# Authentication

The Ripple Custody API includes the following authentication mechanisms:

- JSON web token (JWT): All Ripple Custody API calls must authenticate with a JWT passed as a bearer token in the request header.
- Digital signature: API calls that change the state of the system also require a digital signature.


## JWT

All API requests to the Ripple Custody backend, whether from the UI or from third parties, require authentication using a JWT passed as a bearer token in the request header.

Ripple provides a default OpenId Connect (OIDC) server that verifies the identity of the end user and issues a valid JWT.

The default JWT expiration time is four hours.

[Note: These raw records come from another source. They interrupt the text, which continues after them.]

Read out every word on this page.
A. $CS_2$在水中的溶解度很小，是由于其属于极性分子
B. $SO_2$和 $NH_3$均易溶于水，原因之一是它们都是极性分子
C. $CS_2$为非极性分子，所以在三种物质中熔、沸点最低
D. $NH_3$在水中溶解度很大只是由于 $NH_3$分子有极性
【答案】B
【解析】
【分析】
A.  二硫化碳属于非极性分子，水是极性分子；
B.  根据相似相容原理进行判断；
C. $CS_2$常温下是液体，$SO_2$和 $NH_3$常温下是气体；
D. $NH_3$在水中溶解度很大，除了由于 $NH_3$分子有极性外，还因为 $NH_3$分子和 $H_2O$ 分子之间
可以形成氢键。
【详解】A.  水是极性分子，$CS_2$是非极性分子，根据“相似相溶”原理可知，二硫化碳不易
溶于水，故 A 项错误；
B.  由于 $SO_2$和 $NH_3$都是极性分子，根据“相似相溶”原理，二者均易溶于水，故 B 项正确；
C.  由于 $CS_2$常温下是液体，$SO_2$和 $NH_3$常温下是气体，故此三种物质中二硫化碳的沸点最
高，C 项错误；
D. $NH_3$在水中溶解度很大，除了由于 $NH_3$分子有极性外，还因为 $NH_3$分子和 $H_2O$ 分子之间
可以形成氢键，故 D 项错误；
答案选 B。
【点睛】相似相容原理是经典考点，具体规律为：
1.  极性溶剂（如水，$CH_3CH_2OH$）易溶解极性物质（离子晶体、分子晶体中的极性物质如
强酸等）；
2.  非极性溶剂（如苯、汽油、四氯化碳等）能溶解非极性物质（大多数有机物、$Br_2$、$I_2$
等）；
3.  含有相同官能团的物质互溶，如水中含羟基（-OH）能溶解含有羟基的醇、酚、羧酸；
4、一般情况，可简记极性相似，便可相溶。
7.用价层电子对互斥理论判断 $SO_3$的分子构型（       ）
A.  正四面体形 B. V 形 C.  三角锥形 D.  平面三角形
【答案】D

For more information, see [Authenticate API requests](/products/custody/v1.34/concepts/authenticate-api-requests).

## Digital signature

All user-requested changes to the Ripple Custody data require authorization with a digital signature.
Examples of such requests are:

- Creation of a new entity, such as a user or account
- Update of an existing entity
- Approval of an intent
- Rejection of an intent


For more information, see [Sign intents](/products/custody/v1.34/api/get-started/key-operations/update/intent-signature).

For key generation examples using OpenSSL in non-production environments, see [Generate keys and register](/products/custody/v1.34/concepts/generate-keys-register). For signing examples, see [Authenticate API requests](/products/custody/v1.34/concepts/authenticate-api-requests).